Вообще говоря, половина человечества (если не большая его часть) несчастна. И несчастны эти люди потому, что не сумели найти счастья в законном супружестве. В остальном же они прекрасны, трудолюбивы, законопослушны, честны и добры; вот только узаконенная любовь и честная жизнь озлобили их с годами, сделали по-настоящему равнодушными, заставили плакать, но плакать потихоньку, чтобы соседи или знакомые ни о чем не догадались. Так стоит ли их за это корить? Виноваты ли они в том, что их бунтующая кровь, их чувственность не удовлетворяются сытым счастливым устоявшимся супружеством?

Сама Инга была верна мужу, и не столько из соображений порядочности, сколько потому, что некие внутренние надзиратели наложили замки на ее мысли и чувства, они же сделали из нее образцовую, правда, скрежещущую зубами от злости жену. Честная жизнь требует от людей сил и отваги. А где же их взять-то? Так ли уж необходимо хранить верность тому, кого не любишь? «Да и зачем ее хранить? – спрашивала себя Инга. – Чтобы еще сильней озлобиться?»

За последнее время супруг ее сильно сдал, хотя сам он этого не замечал, но Инга видела это отчетливо и не переживала по этому поводу. Подробности мужского старения не вызывали в ней особого интереса, гораздо прискорбнее было осознавать, что уже много лет она не ощущала сладости прикосновения молодого мужского тела (рабочие объятия с потасканным ловеласом Димой Смайликом, разумеется, в расчет не идут).

Инге стало холодно в ее школьном платьице, захотелось спрятаться, но не в шелковой спальне-шкатулке, а в горячих человеческих объятиях, захотелось согреться, укрыться, чтобы поскорее забыть прелестный загородный дом вместе с его обитателями, дом, в котором она прожила целых девять лет. И если раньше Инга не позволяла себе сетовать на одиночество, то теперь она имела полное основание себя с ним поздравить. С болью Инга осознала, что жизнь со стариком лишила ее многих радостей женской доли.
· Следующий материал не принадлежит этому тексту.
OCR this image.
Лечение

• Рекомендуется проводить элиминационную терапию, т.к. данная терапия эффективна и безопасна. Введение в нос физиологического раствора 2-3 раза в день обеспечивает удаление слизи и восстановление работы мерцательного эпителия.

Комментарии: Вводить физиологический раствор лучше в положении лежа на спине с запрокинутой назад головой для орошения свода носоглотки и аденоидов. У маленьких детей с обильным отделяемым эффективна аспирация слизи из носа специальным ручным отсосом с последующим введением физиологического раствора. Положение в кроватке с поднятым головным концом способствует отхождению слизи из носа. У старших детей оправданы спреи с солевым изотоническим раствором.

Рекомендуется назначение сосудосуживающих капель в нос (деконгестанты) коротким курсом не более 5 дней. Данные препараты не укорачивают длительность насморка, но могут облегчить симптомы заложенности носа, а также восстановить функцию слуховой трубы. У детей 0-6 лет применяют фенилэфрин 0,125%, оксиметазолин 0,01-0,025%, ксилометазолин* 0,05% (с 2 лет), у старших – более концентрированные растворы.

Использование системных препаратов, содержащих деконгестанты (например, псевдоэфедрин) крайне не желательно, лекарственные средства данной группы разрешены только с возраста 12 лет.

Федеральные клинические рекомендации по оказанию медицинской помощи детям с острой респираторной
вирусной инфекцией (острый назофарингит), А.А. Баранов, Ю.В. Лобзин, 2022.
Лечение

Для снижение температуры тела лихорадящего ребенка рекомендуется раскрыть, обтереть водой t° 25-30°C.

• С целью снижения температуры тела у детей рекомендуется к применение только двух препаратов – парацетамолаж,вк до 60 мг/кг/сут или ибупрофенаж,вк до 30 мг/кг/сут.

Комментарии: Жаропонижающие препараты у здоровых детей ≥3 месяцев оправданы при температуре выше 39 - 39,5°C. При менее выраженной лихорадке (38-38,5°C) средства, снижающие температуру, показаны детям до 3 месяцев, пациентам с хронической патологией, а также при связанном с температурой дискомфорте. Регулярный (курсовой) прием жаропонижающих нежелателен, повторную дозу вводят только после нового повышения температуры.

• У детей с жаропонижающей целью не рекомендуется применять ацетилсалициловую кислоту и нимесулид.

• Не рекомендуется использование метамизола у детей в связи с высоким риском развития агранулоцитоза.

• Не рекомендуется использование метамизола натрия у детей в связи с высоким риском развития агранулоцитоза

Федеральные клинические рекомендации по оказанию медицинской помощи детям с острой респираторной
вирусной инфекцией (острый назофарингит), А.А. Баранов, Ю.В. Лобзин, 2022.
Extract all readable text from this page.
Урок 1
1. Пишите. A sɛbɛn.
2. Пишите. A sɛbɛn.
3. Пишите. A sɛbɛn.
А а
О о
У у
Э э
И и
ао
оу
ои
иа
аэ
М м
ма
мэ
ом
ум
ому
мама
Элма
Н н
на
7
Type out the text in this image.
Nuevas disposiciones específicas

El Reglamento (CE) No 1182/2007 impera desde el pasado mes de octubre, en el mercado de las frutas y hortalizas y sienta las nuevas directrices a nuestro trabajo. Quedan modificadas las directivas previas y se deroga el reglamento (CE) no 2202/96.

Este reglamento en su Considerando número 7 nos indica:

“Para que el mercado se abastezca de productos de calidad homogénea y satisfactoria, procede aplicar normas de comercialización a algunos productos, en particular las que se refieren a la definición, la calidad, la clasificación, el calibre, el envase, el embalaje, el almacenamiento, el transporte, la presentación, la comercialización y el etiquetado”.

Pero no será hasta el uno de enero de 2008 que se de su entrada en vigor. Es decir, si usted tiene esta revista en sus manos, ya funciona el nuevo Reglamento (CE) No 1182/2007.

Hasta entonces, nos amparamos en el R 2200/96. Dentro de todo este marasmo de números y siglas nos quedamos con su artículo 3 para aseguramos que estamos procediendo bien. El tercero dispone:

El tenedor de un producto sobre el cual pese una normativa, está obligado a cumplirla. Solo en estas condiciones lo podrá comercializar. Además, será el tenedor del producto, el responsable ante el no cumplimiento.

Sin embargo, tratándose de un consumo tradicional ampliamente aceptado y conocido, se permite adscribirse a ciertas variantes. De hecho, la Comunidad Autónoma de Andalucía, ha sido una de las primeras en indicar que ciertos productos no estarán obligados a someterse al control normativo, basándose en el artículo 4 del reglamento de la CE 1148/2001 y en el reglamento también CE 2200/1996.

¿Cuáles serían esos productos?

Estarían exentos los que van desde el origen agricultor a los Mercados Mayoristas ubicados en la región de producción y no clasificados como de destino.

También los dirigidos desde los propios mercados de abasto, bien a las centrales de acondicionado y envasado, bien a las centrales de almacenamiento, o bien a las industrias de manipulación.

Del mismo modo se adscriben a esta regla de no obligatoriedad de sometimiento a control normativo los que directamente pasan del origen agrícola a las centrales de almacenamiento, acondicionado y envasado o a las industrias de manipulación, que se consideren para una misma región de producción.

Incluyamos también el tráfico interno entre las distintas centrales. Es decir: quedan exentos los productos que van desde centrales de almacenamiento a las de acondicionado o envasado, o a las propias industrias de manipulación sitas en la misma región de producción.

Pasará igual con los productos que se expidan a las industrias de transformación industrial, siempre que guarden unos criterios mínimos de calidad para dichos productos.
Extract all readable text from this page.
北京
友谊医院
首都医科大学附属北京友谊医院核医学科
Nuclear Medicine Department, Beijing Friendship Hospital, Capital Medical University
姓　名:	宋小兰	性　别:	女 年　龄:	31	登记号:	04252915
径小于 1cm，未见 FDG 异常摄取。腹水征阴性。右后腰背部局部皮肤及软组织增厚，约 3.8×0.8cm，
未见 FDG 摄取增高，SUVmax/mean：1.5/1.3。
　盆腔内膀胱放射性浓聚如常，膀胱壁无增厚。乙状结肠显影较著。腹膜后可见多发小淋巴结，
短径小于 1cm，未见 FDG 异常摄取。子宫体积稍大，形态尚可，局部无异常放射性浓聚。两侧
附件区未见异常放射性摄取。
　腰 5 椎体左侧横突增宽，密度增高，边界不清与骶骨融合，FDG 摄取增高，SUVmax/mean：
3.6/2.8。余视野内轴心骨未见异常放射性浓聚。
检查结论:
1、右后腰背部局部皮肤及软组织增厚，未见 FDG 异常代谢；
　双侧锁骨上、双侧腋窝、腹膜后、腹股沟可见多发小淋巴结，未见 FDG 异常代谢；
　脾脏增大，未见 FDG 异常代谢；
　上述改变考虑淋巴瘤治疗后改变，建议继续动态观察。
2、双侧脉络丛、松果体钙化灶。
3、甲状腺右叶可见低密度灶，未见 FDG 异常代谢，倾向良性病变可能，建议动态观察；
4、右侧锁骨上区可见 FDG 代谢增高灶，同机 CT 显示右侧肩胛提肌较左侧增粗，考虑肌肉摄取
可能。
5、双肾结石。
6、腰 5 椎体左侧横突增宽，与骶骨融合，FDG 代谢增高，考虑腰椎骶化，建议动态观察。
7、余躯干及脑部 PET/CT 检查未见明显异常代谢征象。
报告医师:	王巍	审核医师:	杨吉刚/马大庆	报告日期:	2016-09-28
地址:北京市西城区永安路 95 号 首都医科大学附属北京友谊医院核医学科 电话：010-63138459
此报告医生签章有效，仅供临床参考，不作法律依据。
Внезапно тишина заполнила уши Инги Берг. Этот разговор ее доконал, и у нее достало сил лишь для того, чтобы выдавить из себя банальность:

– Как бы там ни было, к чему драматизировать? Лично я по натуре оптимист и жизнелюб. Остальное мелочи, ведь так?

– О, разумеется, дорогая, разумеется, – Таисия несколько раз утвердительно и более чем равнодушно кивнула головой. – Только не забывайте, когда женщина утрачивает свое великолепие, оптимизм исчезает сам собой. А теперь, если не возражаете, я вас покину.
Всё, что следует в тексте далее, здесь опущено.